For his Market Salad now on the menu, Chef Baz compresses fresh persimmons in a sous vide machine, which gives them a denser texture, intensified flavor and appealing translucence that contrasts with the dark greens. Hazelnuts, Pt. Reyes blue cheese and pomegranate pull the salad together. “I’m using sous vide to cook other produce too. The technique not only enhances texture and flavor, it prolongs shelf life a little,” he says.
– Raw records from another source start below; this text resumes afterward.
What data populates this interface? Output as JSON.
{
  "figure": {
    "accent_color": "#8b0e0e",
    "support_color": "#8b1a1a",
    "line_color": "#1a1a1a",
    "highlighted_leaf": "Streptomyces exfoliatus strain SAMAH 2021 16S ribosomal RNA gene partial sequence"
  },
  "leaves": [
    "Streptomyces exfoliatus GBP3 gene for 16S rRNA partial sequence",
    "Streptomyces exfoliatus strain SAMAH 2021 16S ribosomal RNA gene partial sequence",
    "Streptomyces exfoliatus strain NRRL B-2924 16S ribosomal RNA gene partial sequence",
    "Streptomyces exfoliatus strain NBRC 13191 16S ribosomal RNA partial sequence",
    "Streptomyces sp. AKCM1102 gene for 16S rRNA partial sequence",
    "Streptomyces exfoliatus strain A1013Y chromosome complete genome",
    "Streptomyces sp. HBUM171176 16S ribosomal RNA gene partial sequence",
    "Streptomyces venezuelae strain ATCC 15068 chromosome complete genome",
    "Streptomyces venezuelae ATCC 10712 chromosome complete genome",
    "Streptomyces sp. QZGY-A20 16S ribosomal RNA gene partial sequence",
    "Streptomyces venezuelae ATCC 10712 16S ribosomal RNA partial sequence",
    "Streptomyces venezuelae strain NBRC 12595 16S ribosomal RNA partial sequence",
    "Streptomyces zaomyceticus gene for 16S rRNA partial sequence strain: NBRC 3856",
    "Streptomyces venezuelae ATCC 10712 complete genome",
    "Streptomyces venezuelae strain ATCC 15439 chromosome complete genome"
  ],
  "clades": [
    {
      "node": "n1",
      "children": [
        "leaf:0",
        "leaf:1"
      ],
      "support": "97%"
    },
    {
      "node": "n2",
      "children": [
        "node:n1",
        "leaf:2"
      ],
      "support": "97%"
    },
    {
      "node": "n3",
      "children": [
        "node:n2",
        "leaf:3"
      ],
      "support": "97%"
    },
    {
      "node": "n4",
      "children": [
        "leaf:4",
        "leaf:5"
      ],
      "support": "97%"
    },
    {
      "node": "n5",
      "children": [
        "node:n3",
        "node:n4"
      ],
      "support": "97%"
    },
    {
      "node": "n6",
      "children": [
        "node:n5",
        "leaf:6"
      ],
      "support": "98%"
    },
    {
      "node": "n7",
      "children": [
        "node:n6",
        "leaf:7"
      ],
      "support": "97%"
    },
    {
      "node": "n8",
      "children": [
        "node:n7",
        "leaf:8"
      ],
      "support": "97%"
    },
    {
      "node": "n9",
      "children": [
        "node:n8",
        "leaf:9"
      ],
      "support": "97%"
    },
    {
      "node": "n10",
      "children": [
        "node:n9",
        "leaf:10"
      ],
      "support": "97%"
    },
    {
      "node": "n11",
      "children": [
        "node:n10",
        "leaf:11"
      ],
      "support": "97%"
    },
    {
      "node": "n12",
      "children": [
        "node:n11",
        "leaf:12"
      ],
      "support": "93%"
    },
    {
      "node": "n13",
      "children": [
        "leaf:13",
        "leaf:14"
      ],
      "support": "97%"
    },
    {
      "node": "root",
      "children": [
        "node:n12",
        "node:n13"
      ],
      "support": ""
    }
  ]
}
Another dish that showcases seasonal vegetables is Slow Cooked Squab with root vegetables, black trumpet mushrooms and bacon. Chef Baz likes to mix up cooking techniques on the plate, roasting some of the roots in their skin, cooking others sous vide and pureeing some. Other sections of the Fifth Floor winter menu are featuring Asian pears, icicle radishes, citrus and dates, as well as preserved lemons and pickled porcinis prepared in-house.
The cuisine at Fifth Floor draws from Mediterranean and global influences, but seasonality is the number one priority. “You can’t compete in California if you don’t cook seasonally,” claims Bazirgan. Coming from a 10-year stint in Boston, he says it’s pretty great to be cooking now in San Francisco with its seasonal bounty.